Capital gains tax (CGT) collected in the year ending January 2022 in the UK has risen by 20% in 12 months, analysis by accountancy group UHY Hacker Young has found.
The total sum hit £12.9bn ($17.5bn, €15.3bn), up from the £10.8bn of the previous year.
According to UHY, the sharp increase can be explained with the rise in tax on entrepreneurs selling their businesses, higher profits for buy-to-let property investors, and the stock market rally.
Business owners saw the entrepreneurs relief being slashed from £10m to a meagre £1m in March 2020, with some having to pay millions in extra tax.
Property investors also benefitted from generous profits in the housing market, considering that house prices rose 16% between January 2020 and December 2021.
Additionally, the FTSE 100 increased 42% from its pandemic low point to the end of 2021, all factors leading to higher CGT liabilities.
‘Massive year for CGT bills’
Phil Kinzett-Evans, partner at UHY Hacker Young, said: “This is a very sharp increase in CGT largely paid for by an increase in taxes on entrepreneurs selling businesses.
“The last year has seen some entrepreneurs pay seven-figure sums in extra tax they weren’t expecting.
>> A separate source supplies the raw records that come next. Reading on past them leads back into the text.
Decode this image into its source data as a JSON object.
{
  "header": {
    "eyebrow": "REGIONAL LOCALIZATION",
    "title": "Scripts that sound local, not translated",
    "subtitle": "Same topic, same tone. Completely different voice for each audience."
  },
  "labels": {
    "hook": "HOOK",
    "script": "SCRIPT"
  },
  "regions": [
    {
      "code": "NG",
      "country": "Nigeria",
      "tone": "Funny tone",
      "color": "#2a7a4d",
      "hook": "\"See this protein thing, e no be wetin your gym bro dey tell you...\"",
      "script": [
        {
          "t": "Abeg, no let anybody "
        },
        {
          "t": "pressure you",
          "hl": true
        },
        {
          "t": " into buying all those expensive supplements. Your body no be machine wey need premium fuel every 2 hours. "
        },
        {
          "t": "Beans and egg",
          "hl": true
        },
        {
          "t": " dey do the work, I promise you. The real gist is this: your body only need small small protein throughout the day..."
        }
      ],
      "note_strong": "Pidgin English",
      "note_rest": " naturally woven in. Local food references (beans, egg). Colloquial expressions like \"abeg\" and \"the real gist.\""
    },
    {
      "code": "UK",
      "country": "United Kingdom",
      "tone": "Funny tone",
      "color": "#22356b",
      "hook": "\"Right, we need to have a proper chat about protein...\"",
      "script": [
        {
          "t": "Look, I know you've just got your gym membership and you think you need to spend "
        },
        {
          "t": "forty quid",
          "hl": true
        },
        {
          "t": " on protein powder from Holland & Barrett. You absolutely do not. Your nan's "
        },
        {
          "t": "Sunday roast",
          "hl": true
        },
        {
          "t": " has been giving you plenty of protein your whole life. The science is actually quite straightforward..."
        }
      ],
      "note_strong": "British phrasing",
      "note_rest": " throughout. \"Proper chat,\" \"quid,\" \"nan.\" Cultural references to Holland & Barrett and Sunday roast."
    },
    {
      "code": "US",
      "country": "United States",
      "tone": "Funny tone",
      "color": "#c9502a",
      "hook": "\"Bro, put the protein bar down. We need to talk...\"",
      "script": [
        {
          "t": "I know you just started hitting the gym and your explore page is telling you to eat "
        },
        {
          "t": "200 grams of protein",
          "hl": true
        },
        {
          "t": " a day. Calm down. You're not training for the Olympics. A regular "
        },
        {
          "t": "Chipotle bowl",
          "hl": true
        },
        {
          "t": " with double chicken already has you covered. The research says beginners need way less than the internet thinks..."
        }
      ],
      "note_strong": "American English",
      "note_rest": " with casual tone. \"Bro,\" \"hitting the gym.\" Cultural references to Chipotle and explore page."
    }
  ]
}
Entrepreneurs’ relief was a vital incentive for individuals to start and build businesses and the 90% cut the Treasury introduced has hit hard.
“A lot of entrepreneurs accelerated plans to exit their businesses when rumours of the end of entrepreneurs’ relief started swirling in 2019 and 2020. Those who did saved themselves millions in tax by doing so.
“The red-hot housing market of the last 18 months was also a great opportunity for buy-to-let investors to sell properties and benefit from the equity they had built up. Add that to a great rebound from the start of the pandemic for the stock market and HM Revenue & Customs has had a massive year for CGT bills.”